Wednesday, August 26, 2009

Weakland: Still Relevant (in Milwaukee) After All These Years



Who is in charge in the Archdiocese of Milwaukee?

This is a question that exasperated Catholics have asked for quite some time. Besieged by scandal and a sense of liturgical listless for years now, we wonder "When will our time come?" By "our time" I make reference to a long-hoped for return to simple fidelity and faithfulness. For well over two decades, the Milwaukee archdiocese has stood unrivaled in the nation as a hotbed of unadulterated, high liberalism, scandal and dissent. Anyone who claims any scintilla of fidelity to real Church tradition, anyone who has grown up in Milwaukee, attended the typical, freewheeling Catholic schools, attended the run of the mill local parishes, etc., knows this. It's beyond doubt.

Next year's Cathedral Ministry Conference will host Rembert Weakland as its keynote speaker. The former head of the Archdiocese of Milwaukee will be discussing his role in the controversial 2001 "renovation" of the Cathedral of Saint John the Evangelist in downtown Milwaukee, a process which witnessed so many sins against good taste and tradition, even according to non-Catholics: the baldacchino was removed, its pillars smashed, the tabernacle was relocated to a less conspicuous location only to be replaced by an organ of all things, the altar was pulled out of the sanctuary and into the main body of the cathedral for greater "accessibility." And the list goes on. This is only a smattering of what unfolded at St. John's. Visitors can view the rest of the offenses to art for themselves. Interestingly, the Vatican lobbed a futile plea across the Atlantic, calling into question the wisdom of some of the more jaw dropping renovation plans, but the plea failed to find a home in Weakland, who resolutely dug in his heels and forged on with the wreckovation. Said Weakland, "We are not a corporation with head offices in Rome and branch offices around the world; we are not a military body; we are not a monarchy.” Weakland was operating within the legitimate perimeters of his great powers as an archbishop and so the cathedral gutting went on. The finished product, lauded by Catholic progressives but mourned by aficionados of fine art, Catholic and non-Catholic alike, became a monument to the man and the perfect outward manifestation of Weakland's singular vision of the church and of liturgy, which was nothing less than a "Power to the people!" revolutionary democratization of the Church from the top down.

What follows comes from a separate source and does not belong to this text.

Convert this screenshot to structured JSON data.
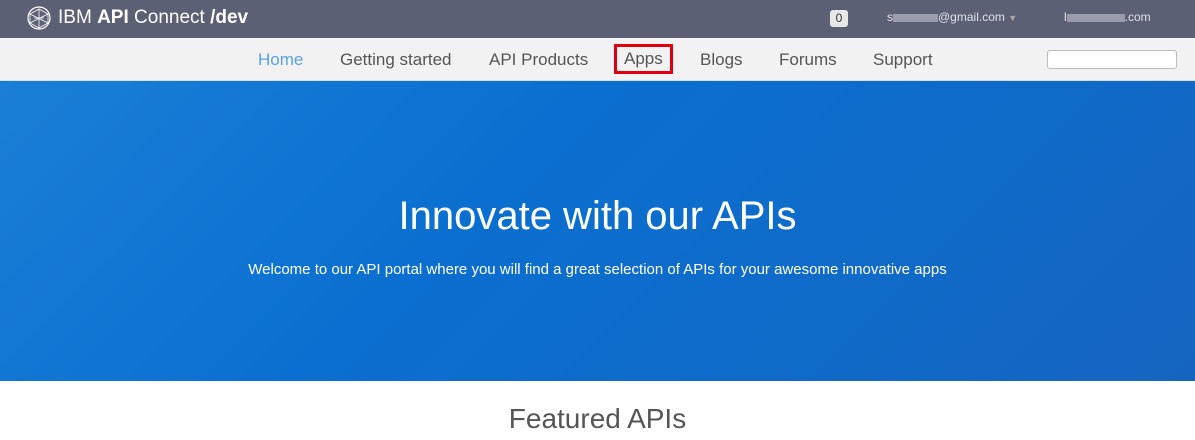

Without dipping into the particulars of Weakland's long reign, which are well known and meticulously documented, one might hope that, after so many years in the limelight, he would opt gracefully and quietly to disappear into the thickness of the still-unsettled smoke resulting from his decades-long battles against Catholic traditionalists. Opponents of Weakland's soi-disant liberal dispositions took no delight in (or should not have taken delight in) the embarrassing revelations he very publicly aired as he closed out his time as head of the Milwaukee Archdiocese in 2002. Taking delight in another's agony or embarrassment is wrong. But it is not unseemly to expect certain things to follow as just consequences of bad decisions, whether committed in the personal or public realm. The bottom line is that Weakland attempted to experiment with many things, but that experiment, we can now safely say, has failed miserably. So why is he, time and again, the recipient of high-profile platforms in Milwaukee to peddle and defend his depressing, life-draining legacy in the archdiocese?

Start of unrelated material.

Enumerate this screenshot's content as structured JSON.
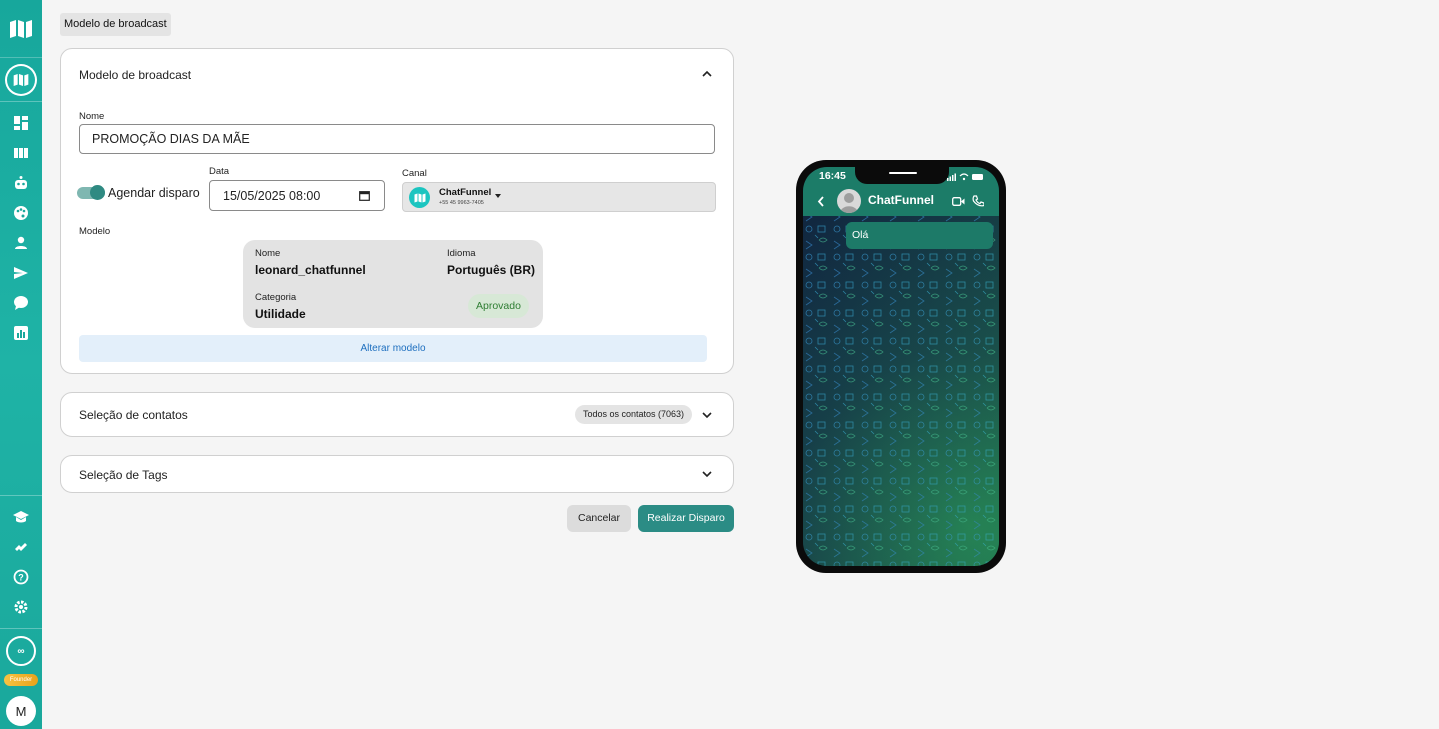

It is truly extraordinary that, after all that has transpired and been revealed in Milwaukee over the past ten years or so, there is not discernible a more vigorous desire on the part of the powers that be, to turn the page. Weakland still, and incredibly, appears to hold a rarefied seat of honor in Milwaukee. Have we already forgotten the not so distant past? Some say that, for better or worse, Americans are blessed/cursed with a short-term memory, but this short and over such serious things? I refuse to believe it. Perhaps some are hoping that we may have forgotten but that hope is chimerical, even delusional. We will not forget. We cannot forget.